Book Review: All That’s Good
[The following bio was retrieved from Hannah’s Amazon author page, which can be found here.]
Hannah Anderson lives in the haunting Blue Ridge Mountains of Virginia. She spends her days working beside her husband in rural ministry, caring for their three children, and scratching out odd moments to write. In those in-between moments, she contributes to a variety of Christian publications and is the author of “Made for More” (Moody, 2014), “Humble Roots” (Moody, 2016), and her latest “All That’s Good,” the book being reviewed here (Moody, 2018). You can connect with her at her blog sometimesalight.com and on Twitter @sometimesalight.
A Fresh Spin on Discernment
Andrew Wilson, in his commendation of All That’s Good, in its opening pages, summed up my thoughts almost exactly. He writes,
“I’ve always seen discernment as a basically negative thing: make sure you don’t embrace something bad. Hannah Anderson has convinced me that it is a positive thing: make sure you do embrace what is good. This book, like the biblical text it centers on, is good, true, honorable, excellent, and praiseworthy…“
He’s right. Hannah Anderson, in All That’s Good, has written a truly good book.
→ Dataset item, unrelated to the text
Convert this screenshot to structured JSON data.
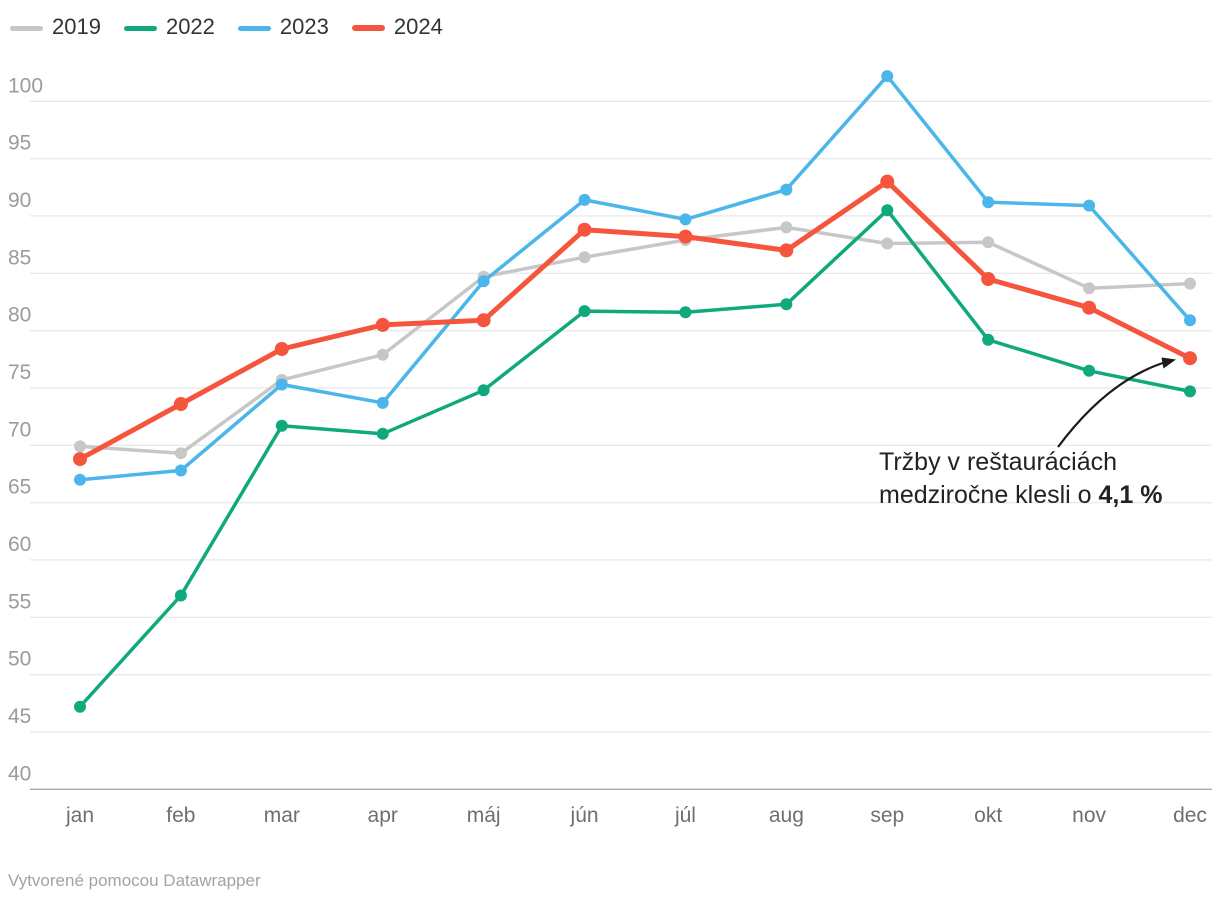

The premise of the book is quite simple: it’s an explication of the oft-quoted verse in Philippians 4:8 in which the Apostle Paul instructs his reader to think about such things that are “true, honorable, just, pure, lovely, commendable, excellent, and praiseworthy.” Chapter after chapter, Anderson directs our attention towards these things and does so in her signature winsome, earthy style.
Wilson is also right, at least in my experience, when it comes to perceiving “discernment as a basically negative thing.” I have subconsciously, for as long as I can remember, viewed discernment as a tool needed for determining which activities I shouldn’t participate in or which decisions shouldn’t be made. But Anderson makes the argument that discernment is actually meant to illuminate what’s good. Thus, the Apostle Paul, in his instruction to the Philippians, is encouraging them to practice Christian discernment.
Hannah Anderson is a phenom.
In fact, I’m still riding the high I experienced while reading Humble Roots, which she published in 2016. While I love reading (it’s about the only hobby I’ve got,) I’m not a skilled reader. It’s toilsome work for me to actually retain the material that I’m reading. But every once in a while, a book will come along that just blows my sockets – Humble Roots was one of those books.
And while this one didn’t warrant the same response, it remains an invaluable book, especially considering the state of our current culture, a culture hell-bent on dwelling on what’s false, dishonorable, unjust, impure, and unlovely – the antithesis of what Paul calls his reader to in Philippians. So, All That’s Good is not just a truly good book, it’s a timely book. So take Andrew Wilson’s advice, “buy it, read it, and think about such things!”